For more than a decade, activists have called for “systems change, not climate change.” While the climate crisis has arrived more quickly than much of the world anticipated, systems change has often felt far too slow. But last week, we saw that as sea levels rise, some of our most powerful systems — legal and financial — are indeed undergoing a sea change.

On May 26, Shell received a stunning rebuke from a Dutch court, which ordered it to cut emissions 45 percent from 2019 levels by 2030 — approaching what’s needed to avert catastrophic climate change. That same day, Chevron faced a shareholder revolt; in defiance of the company’s board of directors, they demanded that Chevron cut the emissions created when consumers burn its fuels, which account for the lion’s share of its emissions. And at ExxonMobil, long the world’s most powerful oil company, tiny upstart activist investor group Engine 2.0 staged a coup and installed at least two climate-minded directors on its board.

It was a turbulent day for an industry that’s had more and more of them lately. As concern over the climate crisis surges, and the economics of clean energy grow even more favorable, shareholders are pushing Big Oil to plan for a future of Big Renewables. And globally, the justice system is increasingly recognizing that enabling fossil fuel companies to pursue their profits at the expense of our collective future is a violation of our human rights.

Common sense is changing. There is a growing sense, even in the conservative quarters of an oil company’s shareholder meeting, that we must make a rapid transition to clean energy to avoid the worst impacts of the climate crisis. Ordinary people across the country are saying no to a future of extreme heat, fires, hurricanes and floods — to days when you can’t go outside because the air is so thick with smoke and pollution. And increasingly, investors, courts and others are joining the chorus.

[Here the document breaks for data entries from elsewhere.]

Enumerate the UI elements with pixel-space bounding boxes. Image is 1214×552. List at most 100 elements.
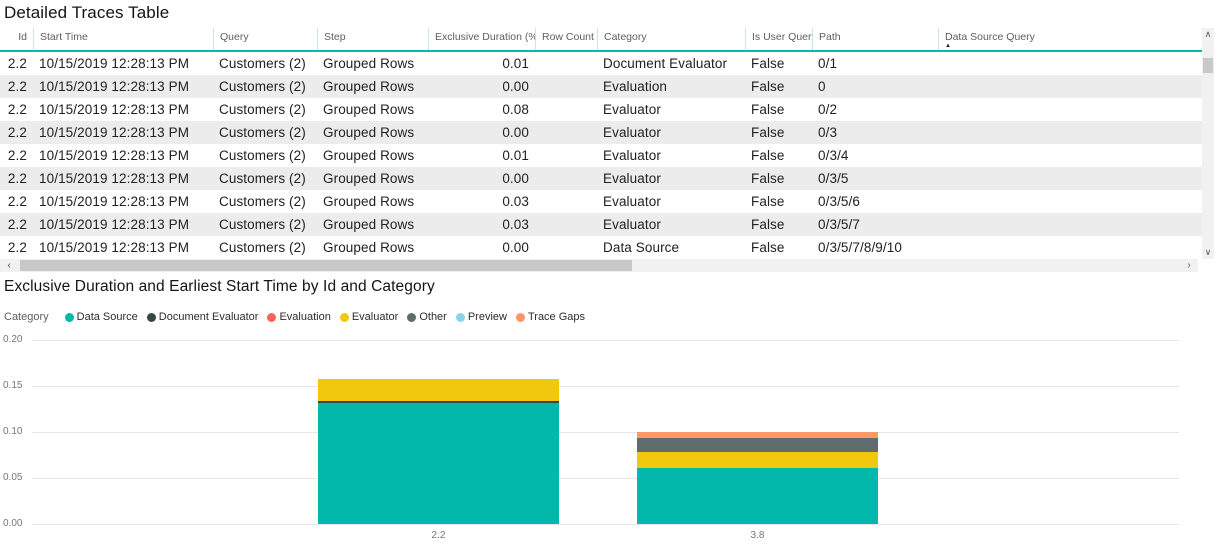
table-cell: Grouped Rows [323,102,415,117]
legend-title: Category [4,311,49,323]
table-row[interactable]: 2.2 10/15/2019 12:28:13 PM Customers (2) Gr… [0,190,1202,213]
x-axis-tick-label: 2.2 [431,530,446,541]
table-cell: 2.2 [7,171,27,186]
column-header-start-time[interactable]: Start Time [33,28,213,50]
table-row[interactable]: 2.2 10/15/2019 12:28:13 PM Customers (2) Gr… [0,144,1202,167]
bar-segment-evaluator-2-2[interactable] [318,379,559,401]
table-cell [938,121,1202,144]
legend-item-label: Evaluator [351,311,399,323]
table-cell: 0/3/5/7/8/9/10 [818,240,902,255]
table-cell: 0 [818,79,826,94]
table-cell: Customers (2) [219,148,306,163]
column-header-category[interactable]: Category [597,28,745,50]
table-cell: Grouped Rows [323,194,415,209]
legend-item-preview[interactable]: Preview [455,311,507,323]
table-row[interactable]: 2.2 10/15/2019 12:28:13 PM Customers (2) Gr… [0,52,1202,75]
table-cell: Customers (2) [219,56,306,71]
table-cell: Grouped Rows [323,79,415,94]
column-header-id[interactable]: Id [0,28,33,50]
table-cell [938,144,1202,167]
table-cell: 10/15/2019 12:28:13 PM [39,125,190,140]
table-cell: False [751,56,785,71]
table-cell [535,213,597,236]
scroll-right-icon[interactable]: › [1182,259,1196,272]
legend-item-data-source[interactable]: Data Source [64,311,138,323]
column-header-step[interactable]: Step [317,28,428,50]
gridline [32,340,1179,341]
column-header-label: Data Source Query [945,31,1035,43]
table-cell: Evaluator [603,125,661,140]
column-header-label: Start Time [40,31,88,43]
legend-dot-icon [407,312,417,322]
y-axis-tick-label: 0.15 [3,380,23,391]
table-cell: 0.01 [502,56,529,71]
table-cell: 2.2 [7,56,27,71]
table-cell: Grouped Rows [323,240,415,255]
legend-item-other[interactable]: Other [407,311,447,323]
table-row[interactable]: 2.2 10/15/2019 12:28:13 PM Customers (2) Gr… [0,213,1202,236]
legend-dot-icon [339,312,349,322]
bar-segment-data-source-3-8[interactable] [637,468,878,524]
bar-segment-other-3-8[interactable] [637,438,878,452]
scroll-left-icon[interactable]: ‹ [2,259,16,272]
scroll-up-icon[interactable]: ∧ [1202,28,1214,41]
legend-item-trace-gaps[interactable]: Trace Gaps [515,311,585,323]
table-cell: 0.00 [502,171,529,186]
table-cell [535,75,597,98]
table-cell: 0/3/4 [818,148,849,163]
table-cell: 0/1 [818,56,838,71]
gridline [32,432,1179,433]
y-axis-tick-label: 0.10 [3,426,23,437]
table-body: 2.2 10/15/2019 12:28:13 PM Customers (2) Gr… [0,52,1202,259]
table-title: Detailed Traces Table [4,3,170,22]
legend-dot-icon [64,312,74,322]
table-cell: 0.03 [502,194,529,209]
legend-item-evaluation[interactable]: Evaluation [267,311,331,323]
horizontal-scrollbar-thumb[interactable] [20,260,632,271]
column-header-label: Exclusive Duration (%) [435,31,535,43]
table-cell: 0/2 [818,102,838,117]
column-header-is-user-query[interactable]: Is User Query [745,28,812,50]
horizontal-scrollbar[interactable]: ‹ › [0,259,1198,272]
table-row[interactable]: 2.2 10/15/2019 12:28:13 PM Customers (2) Gr… [0,75,1202,98]
table-cell [535,190,597,213]
legend-item-label: Document Evaluator [158,311,259,323]
table-row[interactable]: 2.2 10/15/2019 12:28:13 PM Customers (2) Gr… [0,236,1202,259]
table-cell [938,98,1202,121]
column-header-row-count[interactable]: Row Count [535,28,597,50]
table-cell: 10/15/2019 12:28:13 PM [39,148,190,163]
legend-item-document-evaluator[interactable]: Document Evaluator [146,311,259,323]
scroll-down-icon[interactable]: ∨ [1202,246,1214,259]
table-cell: 2.2 [7,125,27,140]
bar-segment-document-evaluator-2-2[interactable] [318,401,559,403]
column-header-exclusive-duration[interactable]: Exclusive Duration (%) [428,28,535,50]
table-cell: 2.2 [7,240,27,255]
legend-item-evaluator[interactable]: Evaluator [339,311,399,323]
table-cell: Customers (2) [219,125,306,140]
table-cell: False [751,125,785,140]
bar-segment-trace-gaps-3-8[interactable] [637,432,878,438]
bar-segment-data-source-2-2[interactable] [318,403,559,524]
table-row[interactable]: 2.2 10/15/2019 12:28:13 PM Customers (2) Gr… [0,121,1202,144]
table-cell: Grouped Rows [323,125,415,140]
column-header-query[interactable]: Query [213,28,317,50]
bar-segment-evaluator-3-8[interactable] [637,452,878,468]
gridline [32,524,1179,525]
vertical-scrollbar-thumb[interactable] [1203,58,1213,73]
legend-item-label: Other [419,311,447,323]
column-header-data-source-query[interactable]: Data Source Query ▲ [938,28,1202,50]
table-row[interactable]: 2.2 10/15/2019 12:28:13 PM Customers (2) Gr… [0,167,1202,190]
legend-dot-icon [455,312,465,322]
table-row[interactable]: 2.2 10/15/2019 12:28:13 PM Customers (2) Gr… [0,98,1202,121]
table-cell [938,190,1202,213]
column-header-path[interactable]: Path [812,28,938,50]
table-cell: 0.00 [502,79,529,94]
table-cell: False [751,148,785,163]
column-header-label: Step [324,31,346,43]
table-cell: Customers (2) [219,217,306,232]
table-cell: 2.2 [7,217,27,232]
table-cell: 10/15/2019 12:28:13 PM [39,217,190,232]
column-header-label: Category [604,31,647,43]
vertical-scrollbar[interactable]: ∧ ∨ [1202,28,1214,259]
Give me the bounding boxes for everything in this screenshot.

President Joe Biden and the majority of congressional Democrats have shown they’re listening. Biden’s budget shows that he’s ready to make a break with four decades of punitive cuts to public goods and services, and make government an engine of progress and prosperity once more. It includes major new investments to speed the transition to clean energy and net-zero emissions, address legacies of pollution, and create family-sustaining jobs with access to unions in the sustainable industries that will power our future. And Sen. Ron Wyden (D-Ore.) just shepherded one of the largest investments in a clean energy future in legislative history, the Clean Energy for America Act, out of the Senate Finance Committee.

But so far, Congress as a whole has failed to absorb what will be the dominant common sense of this century: that climate change is already here, already claiming homes and lives, and only large-scale, rapid action will be enough to avoid total climate catastrophe. We’ll need to change how we get around, how we power our homes and businesses, and much else. And if we want such large-scale change to happen without leaving anyone behind, we need it to be catalyzed by the federal government.

It’s past time for Congress to listen to the message that’s coming from the street, the boardroom and the courtroom, and pass climate legislation that addresses this crisis at the speed and scale necessary. Lawmakers must deliver a big, bold infrastructure package that builds a more just and sustainable future, while creating millions of family-sustaining jobs in clean energy, electric vehicle manufacturing and energy efficiency. There can be no more tinkering around the edges while the West burns, the Gulf is slammed by hurricanes and Texas freezes.

Last week, climate advocates and courts told some of the world’s oil companies that the time for business as usual was over. Their systems need to change. Now, it’s time for Congress to follow suit.


Michael Brune is the executive director of the Sierra Club, and a nationally recognized writer, speaker and commentator on climate and environmental issues.